Si certains d’entre eux étaient déjà des familiers d’Amnesty parce que leurs proches soutenaient cette association depuis des années, le déclencheur de leur engagement fut leur participation à la campagne de vente des bougies de novembre dernier. La 5T4 était avec la 4T8 une des deux classes pilotes, et ces élèves se sont mobilisés de manière exceptionnelle en assurant des permanences pendant une semaine durant les récréations, en passant dans les classes pour sensibiliser les autres élèves … Le résultat, plus de 8.900 euros, fut à la hauteur des efforts consentis. L’élan était créé, encore fallait-il que cet enthousiasme initial se confirme sur la durée. C’est cette constance qui me paraît la plus remarquable. Les élèves de la cellule se réunissent tous les 15 jours. Monsieur Léonard et madame Pétillon assistent à certaines réunions, mais ils ont pris le parti de laisser les élèves décider en parfaite autonomie de la forme qu’ils donneraient à leur engagement. Les réalisations concrètes n’ont d’ailleurs pas manqué : les élèves du groupe Oxfam et ceux de la cellule Amnesty ont participé à une journée de formation au cours de laquelle ils ont appris à organiser des opérations de sensibilisation comme celle de la fête du Collège ; ils ont mis sur pied une première action lors de la journée de la femme, ils ont créé un groupe public sur facebook, puis ont animé un stand d’information durant la fête du collège.

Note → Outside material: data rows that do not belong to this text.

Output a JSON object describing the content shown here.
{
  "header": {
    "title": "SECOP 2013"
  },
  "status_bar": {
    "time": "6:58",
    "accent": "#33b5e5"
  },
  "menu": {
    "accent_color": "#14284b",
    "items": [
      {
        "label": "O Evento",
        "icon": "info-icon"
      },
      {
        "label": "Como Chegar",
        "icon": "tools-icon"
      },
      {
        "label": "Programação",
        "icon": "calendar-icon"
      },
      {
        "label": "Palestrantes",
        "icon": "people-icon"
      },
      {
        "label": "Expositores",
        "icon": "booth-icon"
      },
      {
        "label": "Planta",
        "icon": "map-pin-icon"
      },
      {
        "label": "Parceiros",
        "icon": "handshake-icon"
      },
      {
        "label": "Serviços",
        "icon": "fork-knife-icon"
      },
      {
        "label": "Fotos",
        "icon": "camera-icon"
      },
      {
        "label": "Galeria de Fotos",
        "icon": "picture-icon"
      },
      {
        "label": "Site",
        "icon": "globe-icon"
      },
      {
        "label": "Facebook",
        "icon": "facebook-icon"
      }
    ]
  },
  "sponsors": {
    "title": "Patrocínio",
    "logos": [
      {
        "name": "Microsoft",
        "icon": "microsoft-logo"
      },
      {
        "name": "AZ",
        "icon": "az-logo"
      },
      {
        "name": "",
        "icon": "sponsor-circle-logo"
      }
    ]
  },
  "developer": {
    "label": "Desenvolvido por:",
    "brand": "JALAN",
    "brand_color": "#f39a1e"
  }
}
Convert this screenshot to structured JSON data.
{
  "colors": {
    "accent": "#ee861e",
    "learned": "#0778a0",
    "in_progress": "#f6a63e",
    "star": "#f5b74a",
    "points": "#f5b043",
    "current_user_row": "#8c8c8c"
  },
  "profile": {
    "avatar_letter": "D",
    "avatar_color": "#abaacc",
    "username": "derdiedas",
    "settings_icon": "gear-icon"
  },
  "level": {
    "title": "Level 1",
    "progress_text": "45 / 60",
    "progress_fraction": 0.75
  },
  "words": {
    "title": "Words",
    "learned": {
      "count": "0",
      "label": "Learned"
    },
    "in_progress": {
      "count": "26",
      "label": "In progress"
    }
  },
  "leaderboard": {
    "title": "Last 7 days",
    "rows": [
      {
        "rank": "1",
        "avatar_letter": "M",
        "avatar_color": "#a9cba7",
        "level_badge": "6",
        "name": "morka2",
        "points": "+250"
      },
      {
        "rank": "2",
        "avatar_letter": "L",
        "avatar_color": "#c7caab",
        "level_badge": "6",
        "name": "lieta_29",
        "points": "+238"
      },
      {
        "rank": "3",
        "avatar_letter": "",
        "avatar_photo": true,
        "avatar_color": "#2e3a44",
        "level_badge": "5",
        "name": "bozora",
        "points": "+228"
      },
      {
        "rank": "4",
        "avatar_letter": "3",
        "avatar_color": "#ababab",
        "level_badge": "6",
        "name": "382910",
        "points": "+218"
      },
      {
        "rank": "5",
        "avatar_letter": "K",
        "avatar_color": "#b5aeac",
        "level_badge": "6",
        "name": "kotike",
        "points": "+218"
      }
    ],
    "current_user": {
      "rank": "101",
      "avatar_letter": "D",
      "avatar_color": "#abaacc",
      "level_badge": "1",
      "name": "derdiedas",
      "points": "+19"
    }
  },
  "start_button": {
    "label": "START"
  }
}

Cet engagement a été pour bon nombre d’entre eux une prise de conscience de la situation des droits de l’homme dans le monde. Amnesty diffuse en effet une information très riche et met sur pied des rencontres avec des témoins privilégiés. Toutefois, ces élèves disent avoir surtout pris conscience de la force de l’engagement non violent et de l’efficacité de petits gestes a priori anodins comme la signature d’une pétition pour faire avancer une cause. Le bilan des cinq derniers mois est donc enthousiasmant, mais les élèves de la cellule ne comptent pas en rester là. Ils évoquent déjà la nécessité pour l’an prochain d’organiser un peu mieux la communication dans les classes, de mieux faire connaître la cellule dans un collège où les activités ne manquent pas et d’assurer la relève.

Lorsque l’avocat britannique Peter Benenson décida de fonder Amnesty International en 1960, l’opinion publique n’était pas aussi sensibilisée qu’aujourd’hui à l’universalité de la notion de droits de l’homme, mais grâce au travail patient de milliers de bénévoles, ces droits ont progressé dans bien des parties du monde. Cependant, bien des batailles doivent être encore menées et certains de nos élèves ont compris qu’il n’était pas nécessaire d’attendre l’arrivée dans la vie adulte pour agir en citoyen responsable.